As the century wore on, more and more dedicated and brilliant men and women were attracted to physics as one of the most challenging and intellectually rewarding human endeavors.  If those earlier in the century stand out it is because the opportunities for discovery were greater and the community was smaller.  I tried to give credit in my book to the discoverers, but there are so many that deserve mention that I have missed more than a few.

What are some of the biggest unanswered questions in the field?

There is actually very little we don’t know about quantum physics.  The point of my book is that quantum physics is actually a straightforward theory, never contradicted by any experiment.  It is THE current conceptual framework in which we attempt to understand all natural phenomena.  That said, quantum theory is a framework upon which theorists have learned to erect geometrical structures that can accommodate a greater variety of phenomena than our current Standard Model.  The most striking missing piece, in my view, is dark matter.  We can see its gravitational effects in astronomical observations, but it has not yet shown up in earth-based laboratory experiments.  We know the universe is expanding and that its expansion is accelerating, but we do not understand why.  And then there is gravity.  Gravity is awkward because it depends on a picture of space-time distorted by energy.  But ‘space-time’ is a classical concept, and bringing it into consistency with the quantum framework has been technically extremely difficult.  Different ideas exist on how to proceed, including string theory, and some are deep and beautiful, but most are speculative and indirect – topics for this century or the next.

How do you think CERN’s Large Hadron Collider will help point the way forward?

The energy and detectors of CERN’s LHC are designed deliberately to probe the region where the Higgs mechanism is expected to break down. The Higgs mechanism is a mathematical device introduced to achieve logical consistency in the Standard Model with the set of fundamental ‘particles’ we have actually observed in the laboratory.  It was inserted into the theory ‘by hand’ in the 1970s, and is known to be inconsistent itself above a certain energy.  The LHC was designed to see what happens at that energy. We hope to see some evidence of new phenomena – a new ‘line’ in the spectrum of ‘elementary particles,’ or something else.  Despite the number of theoretical ideas on the table, we still do not have enough experimental guidance to know what ‘comes next’ in the sequence of ideas that has so far unfolded during the past century.  The LHC is essential for this.

You served as Science Advisor to the President during the Bush Administration. What do you think is the biggest challenge for the current team of science advisors?

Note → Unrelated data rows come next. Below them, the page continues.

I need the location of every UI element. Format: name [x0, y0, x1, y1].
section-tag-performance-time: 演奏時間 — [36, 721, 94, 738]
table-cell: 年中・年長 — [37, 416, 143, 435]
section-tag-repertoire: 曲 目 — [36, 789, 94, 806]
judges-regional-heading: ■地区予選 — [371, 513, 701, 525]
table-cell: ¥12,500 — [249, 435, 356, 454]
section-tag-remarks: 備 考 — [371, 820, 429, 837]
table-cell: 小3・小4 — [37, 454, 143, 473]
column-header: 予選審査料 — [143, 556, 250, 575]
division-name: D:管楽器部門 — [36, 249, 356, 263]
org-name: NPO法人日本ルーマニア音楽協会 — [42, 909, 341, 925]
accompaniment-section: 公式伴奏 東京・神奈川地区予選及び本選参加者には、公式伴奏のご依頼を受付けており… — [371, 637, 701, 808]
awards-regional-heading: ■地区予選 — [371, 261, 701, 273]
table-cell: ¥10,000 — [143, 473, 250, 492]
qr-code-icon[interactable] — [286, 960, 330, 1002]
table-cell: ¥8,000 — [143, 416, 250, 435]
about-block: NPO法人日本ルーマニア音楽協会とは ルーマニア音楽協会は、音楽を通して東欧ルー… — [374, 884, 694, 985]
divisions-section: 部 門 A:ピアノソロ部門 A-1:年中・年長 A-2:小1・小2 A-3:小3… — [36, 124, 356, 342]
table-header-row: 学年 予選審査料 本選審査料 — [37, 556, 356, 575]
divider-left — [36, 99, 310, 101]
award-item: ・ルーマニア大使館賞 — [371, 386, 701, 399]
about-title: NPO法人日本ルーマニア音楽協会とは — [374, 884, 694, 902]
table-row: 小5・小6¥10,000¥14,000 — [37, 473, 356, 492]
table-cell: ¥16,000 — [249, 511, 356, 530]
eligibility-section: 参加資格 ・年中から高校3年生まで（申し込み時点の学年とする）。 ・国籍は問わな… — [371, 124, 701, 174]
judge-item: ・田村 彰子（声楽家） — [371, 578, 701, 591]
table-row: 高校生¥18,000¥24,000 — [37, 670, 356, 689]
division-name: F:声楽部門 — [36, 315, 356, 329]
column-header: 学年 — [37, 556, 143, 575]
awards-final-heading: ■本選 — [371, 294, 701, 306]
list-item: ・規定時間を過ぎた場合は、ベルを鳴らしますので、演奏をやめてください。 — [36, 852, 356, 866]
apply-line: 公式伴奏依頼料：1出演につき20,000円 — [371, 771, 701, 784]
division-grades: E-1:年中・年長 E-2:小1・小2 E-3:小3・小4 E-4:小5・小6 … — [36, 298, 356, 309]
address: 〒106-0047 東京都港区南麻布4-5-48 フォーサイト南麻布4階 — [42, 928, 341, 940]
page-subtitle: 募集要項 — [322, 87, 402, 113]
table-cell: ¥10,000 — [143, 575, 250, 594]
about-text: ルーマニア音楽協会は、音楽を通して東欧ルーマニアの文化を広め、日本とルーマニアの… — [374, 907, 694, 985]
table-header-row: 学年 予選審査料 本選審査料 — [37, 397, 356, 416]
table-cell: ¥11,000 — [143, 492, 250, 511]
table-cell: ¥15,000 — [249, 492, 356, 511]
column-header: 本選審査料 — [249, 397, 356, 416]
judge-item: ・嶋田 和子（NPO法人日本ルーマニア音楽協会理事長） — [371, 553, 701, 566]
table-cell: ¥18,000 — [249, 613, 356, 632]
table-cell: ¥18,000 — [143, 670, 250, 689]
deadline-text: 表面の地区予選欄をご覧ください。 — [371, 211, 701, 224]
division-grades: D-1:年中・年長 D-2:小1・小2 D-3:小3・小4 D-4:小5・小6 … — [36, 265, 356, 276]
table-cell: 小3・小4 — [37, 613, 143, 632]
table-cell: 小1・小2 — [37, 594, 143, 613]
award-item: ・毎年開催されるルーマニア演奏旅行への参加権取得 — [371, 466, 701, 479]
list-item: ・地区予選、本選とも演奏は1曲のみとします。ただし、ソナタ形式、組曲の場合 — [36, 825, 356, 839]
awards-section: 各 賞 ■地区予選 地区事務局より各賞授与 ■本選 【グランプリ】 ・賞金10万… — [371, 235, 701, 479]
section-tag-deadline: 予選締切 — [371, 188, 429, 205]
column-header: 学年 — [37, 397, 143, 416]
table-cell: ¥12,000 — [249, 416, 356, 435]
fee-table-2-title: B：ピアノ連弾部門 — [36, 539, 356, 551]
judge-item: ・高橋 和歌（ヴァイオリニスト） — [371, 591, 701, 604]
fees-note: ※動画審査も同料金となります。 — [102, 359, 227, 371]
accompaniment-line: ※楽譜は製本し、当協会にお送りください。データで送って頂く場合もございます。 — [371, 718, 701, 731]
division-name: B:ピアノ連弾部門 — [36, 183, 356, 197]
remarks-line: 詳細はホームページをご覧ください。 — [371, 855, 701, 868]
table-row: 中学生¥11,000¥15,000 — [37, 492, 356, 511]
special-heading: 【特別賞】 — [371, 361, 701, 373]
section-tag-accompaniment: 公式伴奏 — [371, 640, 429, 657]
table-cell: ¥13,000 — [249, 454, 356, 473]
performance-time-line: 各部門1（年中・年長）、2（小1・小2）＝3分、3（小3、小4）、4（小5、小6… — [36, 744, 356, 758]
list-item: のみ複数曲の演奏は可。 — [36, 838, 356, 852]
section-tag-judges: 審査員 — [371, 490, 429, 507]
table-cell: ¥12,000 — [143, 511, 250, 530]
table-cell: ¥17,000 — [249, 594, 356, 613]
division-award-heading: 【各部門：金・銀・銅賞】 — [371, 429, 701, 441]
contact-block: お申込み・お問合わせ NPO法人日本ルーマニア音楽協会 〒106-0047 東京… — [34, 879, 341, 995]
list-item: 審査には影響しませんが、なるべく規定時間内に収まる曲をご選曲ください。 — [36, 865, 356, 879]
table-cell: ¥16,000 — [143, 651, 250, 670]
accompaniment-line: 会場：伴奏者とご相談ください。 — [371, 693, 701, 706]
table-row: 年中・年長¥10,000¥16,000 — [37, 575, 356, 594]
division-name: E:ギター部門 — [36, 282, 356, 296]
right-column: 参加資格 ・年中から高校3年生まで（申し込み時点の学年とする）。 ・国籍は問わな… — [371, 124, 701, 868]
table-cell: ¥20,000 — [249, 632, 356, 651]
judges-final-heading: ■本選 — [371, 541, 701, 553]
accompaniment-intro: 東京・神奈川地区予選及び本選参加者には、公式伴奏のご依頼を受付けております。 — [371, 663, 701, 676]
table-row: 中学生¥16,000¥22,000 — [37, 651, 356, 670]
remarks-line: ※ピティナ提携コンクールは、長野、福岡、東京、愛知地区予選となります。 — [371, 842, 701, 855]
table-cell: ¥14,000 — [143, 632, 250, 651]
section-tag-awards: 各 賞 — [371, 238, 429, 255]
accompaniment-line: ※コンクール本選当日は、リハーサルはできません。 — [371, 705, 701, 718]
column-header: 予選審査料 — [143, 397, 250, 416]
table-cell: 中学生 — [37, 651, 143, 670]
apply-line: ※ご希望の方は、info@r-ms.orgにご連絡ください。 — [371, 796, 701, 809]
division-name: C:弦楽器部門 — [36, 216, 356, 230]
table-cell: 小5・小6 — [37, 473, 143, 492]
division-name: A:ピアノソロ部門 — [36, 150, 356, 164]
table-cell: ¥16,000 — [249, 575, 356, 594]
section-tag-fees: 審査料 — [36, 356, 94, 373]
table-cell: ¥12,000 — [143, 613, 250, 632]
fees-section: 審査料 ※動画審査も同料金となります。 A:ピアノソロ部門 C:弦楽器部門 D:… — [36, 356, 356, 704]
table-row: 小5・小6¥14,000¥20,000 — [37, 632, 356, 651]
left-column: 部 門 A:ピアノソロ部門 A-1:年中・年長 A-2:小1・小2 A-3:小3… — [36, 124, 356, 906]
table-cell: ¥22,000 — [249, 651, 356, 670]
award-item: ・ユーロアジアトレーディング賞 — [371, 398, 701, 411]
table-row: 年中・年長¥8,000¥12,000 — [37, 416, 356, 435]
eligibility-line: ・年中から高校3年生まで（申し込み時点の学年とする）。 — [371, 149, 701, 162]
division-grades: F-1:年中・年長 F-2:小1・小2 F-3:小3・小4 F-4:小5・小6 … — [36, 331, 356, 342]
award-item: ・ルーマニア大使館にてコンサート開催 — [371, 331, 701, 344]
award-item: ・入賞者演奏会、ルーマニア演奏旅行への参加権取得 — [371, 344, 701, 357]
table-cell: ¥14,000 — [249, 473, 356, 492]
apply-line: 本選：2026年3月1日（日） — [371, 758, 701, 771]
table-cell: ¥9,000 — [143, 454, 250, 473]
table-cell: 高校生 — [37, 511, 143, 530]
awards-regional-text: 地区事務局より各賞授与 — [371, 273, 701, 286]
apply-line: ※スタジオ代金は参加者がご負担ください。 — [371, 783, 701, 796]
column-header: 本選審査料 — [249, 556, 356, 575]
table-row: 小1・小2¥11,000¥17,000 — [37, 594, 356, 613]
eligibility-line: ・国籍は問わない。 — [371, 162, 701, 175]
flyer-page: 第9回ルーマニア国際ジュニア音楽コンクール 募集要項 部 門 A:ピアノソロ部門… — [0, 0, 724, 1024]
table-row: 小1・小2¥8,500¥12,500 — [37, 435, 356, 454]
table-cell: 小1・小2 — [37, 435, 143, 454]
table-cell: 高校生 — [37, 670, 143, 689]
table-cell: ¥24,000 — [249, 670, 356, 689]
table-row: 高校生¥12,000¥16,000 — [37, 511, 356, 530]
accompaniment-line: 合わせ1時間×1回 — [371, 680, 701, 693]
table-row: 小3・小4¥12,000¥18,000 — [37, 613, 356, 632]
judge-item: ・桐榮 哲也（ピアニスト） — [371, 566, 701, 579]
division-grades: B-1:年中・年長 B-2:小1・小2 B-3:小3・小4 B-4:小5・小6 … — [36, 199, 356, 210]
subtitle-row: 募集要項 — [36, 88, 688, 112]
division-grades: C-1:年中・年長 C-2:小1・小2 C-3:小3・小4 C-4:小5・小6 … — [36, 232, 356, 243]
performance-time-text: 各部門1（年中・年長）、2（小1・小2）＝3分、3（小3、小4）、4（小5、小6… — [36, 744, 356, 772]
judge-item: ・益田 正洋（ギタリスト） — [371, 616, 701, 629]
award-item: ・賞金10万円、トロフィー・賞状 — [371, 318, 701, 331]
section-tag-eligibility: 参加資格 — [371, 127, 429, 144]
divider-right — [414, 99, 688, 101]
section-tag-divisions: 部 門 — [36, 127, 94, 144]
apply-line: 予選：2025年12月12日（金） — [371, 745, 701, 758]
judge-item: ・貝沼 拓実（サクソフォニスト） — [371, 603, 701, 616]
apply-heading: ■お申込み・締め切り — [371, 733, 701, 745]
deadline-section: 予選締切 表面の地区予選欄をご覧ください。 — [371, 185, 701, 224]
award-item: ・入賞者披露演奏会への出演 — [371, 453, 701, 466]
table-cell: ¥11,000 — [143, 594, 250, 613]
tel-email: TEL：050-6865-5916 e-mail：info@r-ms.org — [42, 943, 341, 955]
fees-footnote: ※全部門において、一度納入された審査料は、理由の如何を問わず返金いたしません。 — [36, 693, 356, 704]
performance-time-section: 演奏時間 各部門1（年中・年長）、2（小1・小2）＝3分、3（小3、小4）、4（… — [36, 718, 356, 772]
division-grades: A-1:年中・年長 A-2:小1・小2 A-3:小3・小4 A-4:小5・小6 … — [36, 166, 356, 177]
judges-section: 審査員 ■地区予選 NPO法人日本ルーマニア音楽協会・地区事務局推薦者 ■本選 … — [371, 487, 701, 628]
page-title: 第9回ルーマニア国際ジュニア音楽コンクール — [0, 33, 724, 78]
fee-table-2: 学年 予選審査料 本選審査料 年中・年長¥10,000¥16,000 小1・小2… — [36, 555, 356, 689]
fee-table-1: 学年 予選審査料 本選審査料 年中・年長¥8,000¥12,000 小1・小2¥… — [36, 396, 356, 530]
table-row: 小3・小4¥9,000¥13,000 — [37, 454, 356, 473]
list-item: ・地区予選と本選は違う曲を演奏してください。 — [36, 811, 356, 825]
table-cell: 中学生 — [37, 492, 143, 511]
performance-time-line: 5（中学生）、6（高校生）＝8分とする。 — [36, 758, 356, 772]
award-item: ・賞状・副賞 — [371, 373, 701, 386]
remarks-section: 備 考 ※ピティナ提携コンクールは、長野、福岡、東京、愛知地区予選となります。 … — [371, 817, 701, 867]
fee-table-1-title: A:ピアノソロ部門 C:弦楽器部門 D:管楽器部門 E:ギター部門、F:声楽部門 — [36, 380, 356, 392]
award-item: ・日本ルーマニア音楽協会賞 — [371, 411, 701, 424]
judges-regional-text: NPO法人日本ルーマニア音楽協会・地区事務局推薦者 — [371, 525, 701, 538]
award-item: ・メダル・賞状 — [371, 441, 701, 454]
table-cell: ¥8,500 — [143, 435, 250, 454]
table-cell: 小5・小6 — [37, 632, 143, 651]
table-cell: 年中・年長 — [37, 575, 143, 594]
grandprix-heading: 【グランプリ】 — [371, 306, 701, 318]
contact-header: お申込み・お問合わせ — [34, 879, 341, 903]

The overwhelming challenge for all U.S. domestic discretionary programs now and for the foreseeable future is the unsustainable growth in the mandatory budget: Medicare, Social Security, and interest on the national debt.  All of science is threatened by the uncontrolled rise in the cost of these ‘mandates.’  How to maintain the strength of science and innovation through the long tail of the Great Recession is an extremely vexing challenge for all the world’s large economies.

Budget problems aside, the world’s most difficult science policy challenge is also the least tractable at this time: the link between energy policy and anthropomorphic climate change has led the world into a grave and I am afraid by now unavoidable crisis in long term global environmental conditions.  This is an existential problem that cannot be solved by science or technology alone.  It is a global problem whose solution depends on a widespread and highly unlikely change in socioeconomic behavior on a vast scale.